The present church of St Peter’s who’s spire graces the village skyline contains the remains of the grandfather of the greatest English queen; Elizabeth I which is quite something for such a rural place!
What is now a world re-known castle which shares the same name as the village from whence it sprung, first started life as a farmhouse and was converted over the years into the fortified manor house that it is today. Although it is indeed charming it rose from obscurity on the skirt tail of Hever’s famous daughter, Anne Boleyn; who was to become the scandal of the western world by unseating a queen and the Catholic Religion. Her meteoric rise to power was eclipsed by her equally swift fall from grace. If Henry VIII was Saturn Anne Boleyn was definitely his titan as the rest of his wives pale into insignificance in comparison.

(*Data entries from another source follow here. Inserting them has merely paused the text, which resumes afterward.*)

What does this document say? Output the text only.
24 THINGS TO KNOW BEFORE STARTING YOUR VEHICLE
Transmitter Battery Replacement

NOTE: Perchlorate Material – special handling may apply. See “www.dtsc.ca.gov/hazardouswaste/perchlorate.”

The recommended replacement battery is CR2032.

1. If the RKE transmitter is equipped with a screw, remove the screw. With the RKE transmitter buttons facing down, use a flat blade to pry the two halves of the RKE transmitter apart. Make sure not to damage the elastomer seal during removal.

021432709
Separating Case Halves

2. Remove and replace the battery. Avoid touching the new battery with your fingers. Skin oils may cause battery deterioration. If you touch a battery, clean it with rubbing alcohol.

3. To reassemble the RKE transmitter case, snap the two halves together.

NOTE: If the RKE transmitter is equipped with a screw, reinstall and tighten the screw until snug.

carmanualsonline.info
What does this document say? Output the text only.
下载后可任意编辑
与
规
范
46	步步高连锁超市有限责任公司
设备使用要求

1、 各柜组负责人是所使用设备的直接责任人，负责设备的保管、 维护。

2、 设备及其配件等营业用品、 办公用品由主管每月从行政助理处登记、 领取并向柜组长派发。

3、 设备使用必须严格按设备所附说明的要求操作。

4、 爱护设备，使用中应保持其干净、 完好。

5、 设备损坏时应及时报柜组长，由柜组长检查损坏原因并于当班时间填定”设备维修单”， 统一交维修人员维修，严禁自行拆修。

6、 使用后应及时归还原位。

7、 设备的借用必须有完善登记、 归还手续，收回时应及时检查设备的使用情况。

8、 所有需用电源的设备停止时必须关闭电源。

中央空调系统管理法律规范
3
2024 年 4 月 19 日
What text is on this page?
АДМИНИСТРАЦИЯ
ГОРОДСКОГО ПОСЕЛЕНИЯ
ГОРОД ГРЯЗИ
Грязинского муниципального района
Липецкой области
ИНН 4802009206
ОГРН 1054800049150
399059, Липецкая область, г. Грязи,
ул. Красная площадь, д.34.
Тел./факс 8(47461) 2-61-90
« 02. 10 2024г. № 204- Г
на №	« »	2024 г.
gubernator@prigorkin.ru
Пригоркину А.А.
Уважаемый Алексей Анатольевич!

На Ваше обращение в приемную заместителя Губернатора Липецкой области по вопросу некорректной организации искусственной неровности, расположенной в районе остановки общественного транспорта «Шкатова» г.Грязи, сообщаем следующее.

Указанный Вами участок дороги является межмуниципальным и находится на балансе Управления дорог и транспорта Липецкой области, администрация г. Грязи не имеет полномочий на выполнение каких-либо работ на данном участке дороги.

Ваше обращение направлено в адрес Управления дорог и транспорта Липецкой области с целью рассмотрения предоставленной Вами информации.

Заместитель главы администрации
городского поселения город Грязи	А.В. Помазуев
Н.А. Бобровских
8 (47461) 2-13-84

She was the figure head for the Protestants and the real driving force behind Henry VIII and the formation of the Church of England. She may have only reigned for 1000 days but she managed to help reform the church, wean the country away from the clutches of Rome and provided us with the greatest ever queen, quite an accomplishment for such a short time frame! Anne was neither a Jezebel nor witch; neither was she incestuous or a traitor the trumped up charges that sealed Anne’s fate and provided entertainment for the torturers of the Tower of London were at best pathetic. Henry could quite easily have divorced Anne – most of the French kings had already used this method to rid themselves of wives that they no longer required in fact one cast off – Eleanor of Aquitaine married Henry II. It was more than likely because Henry had met his match and knew that it would be quite a battle to get rid of her; after all she kept a monarch on his toes for years refusing to accede to his wishes.
Anne of Cleves was another of Henry’s wives who inherited Hever as a divorce settlement. The wives were the antithesis of one another and yet they were both players in the Tudor dynasty game, it was the quiet one that kept her head and became Henry’s “favourite sister”! Anne of Cleves was responsible for the downfall of the man who orchestrated her namesake’s removal; Cromwell, unintentional as it might have been it was payback for all that Hever had lost!
Surrounded by such stunning scenery one would expect anything contained within the valley to be unique and Hever certainly lives up to ones expectations. For such a small place it has certainly left a mark upon the history of England.